Après Agoé-Nyivé, les Cadres du parti Union pour la République (UNIR) de la préfecture du Golfe ont animé le samedi 07 octobre 2017, à Baguida un meeting pour sensibiliser les populations de ce canton sur la crise sociopolitique actuelle en cours dans le pays. Tour à tour à ce meeting, Kossi Aboka, le président de la délégation spéciale de la préfecture du Golfe et Mme Patricia Dagban-Zonvidé, députée UNIR et 3ème vice-présidente à l’Assemblée nationale ont pris la parole pour expliquer à la population, les démarches du gouvernement en vue des réformes politiques et de la nécessité pour tous les Togolais de préserver la paix, gage de tout développement.
 
« Nous demandons à tous nos concitoyens de faire en sorte que la paix soit préservée dans notre pays. La paix est une vertu sans prix. Nul ne peut l’acheter avec de l’argent », a lancé Kossi Aboka.
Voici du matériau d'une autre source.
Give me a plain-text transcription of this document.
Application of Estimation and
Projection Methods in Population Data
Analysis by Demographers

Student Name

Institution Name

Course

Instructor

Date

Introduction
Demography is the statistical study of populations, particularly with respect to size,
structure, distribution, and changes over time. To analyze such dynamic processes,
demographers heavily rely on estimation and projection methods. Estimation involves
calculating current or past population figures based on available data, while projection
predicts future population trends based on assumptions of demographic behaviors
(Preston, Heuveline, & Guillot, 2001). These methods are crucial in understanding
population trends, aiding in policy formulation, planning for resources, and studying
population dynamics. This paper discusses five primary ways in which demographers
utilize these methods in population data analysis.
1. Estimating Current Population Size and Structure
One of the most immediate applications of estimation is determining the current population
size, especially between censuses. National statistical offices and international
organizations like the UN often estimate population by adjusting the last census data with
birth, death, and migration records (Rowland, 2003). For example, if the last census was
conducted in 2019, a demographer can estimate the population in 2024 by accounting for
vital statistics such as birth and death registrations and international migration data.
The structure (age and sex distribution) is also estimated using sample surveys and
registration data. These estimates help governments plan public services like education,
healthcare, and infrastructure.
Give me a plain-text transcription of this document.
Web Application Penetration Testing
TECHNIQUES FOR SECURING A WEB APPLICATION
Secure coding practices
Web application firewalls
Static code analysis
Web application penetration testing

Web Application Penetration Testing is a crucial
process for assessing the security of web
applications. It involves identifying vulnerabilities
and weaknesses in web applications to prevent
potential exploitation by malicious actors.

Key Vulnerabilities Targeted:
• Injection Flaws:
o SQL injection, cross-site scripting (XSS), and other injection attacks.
Elue de la circonscription du Grand Lomé, la députée Patricia Dagban-Zonvidé, a saisi l’occasion de ce meeting pour expliquer aux militants et sympathisants  du parti UNIR de le projet de loi portant révision constitutionnelle que le gouvernement a envoyé à l’Assemblée nationale et adopté par les 2/3 des  députés.

Pour elle, en décidant de limiter le mandat présidentiel tout comme celui parlementaire à travers ce projet de loi portant révision constitutionnelle, le Chef de l’Etat et son gouvernement, veulent donner la chance à la jeunesse de participer à la gestion de la cité.

« Le gouvernement limite le mandat des députés pour pouvoir renouveler la classe politique, favoriser l’accès des jeunes à l’Assemblée nationale » a-t-elle déclaré.

Par ailleurs, la 3e vice-présidente de l’Assemblée nationale a invité la population du canton de Baguida à se préparer pour le référendum après leur avoir expliqué ce qui s’est passé à l’Assemblée nationale quand il s’agissait de voter le projet de loi du gouvernement.

« J’ai  eu à expliquer l’article 144 de notre constitution qui dispose que lorsque le projet de loi portant révision constitutionnelle est adoptée à la majorité des deux tiers des députés de l’Assemblée nationale, ce projet de loi doit être soumis au référendum. Donc, c’est notre constitution qui nous impose le fait d’aller au référendum après le vote du projet de loi à l’Assemblée nationale», a-t-elle soutenu.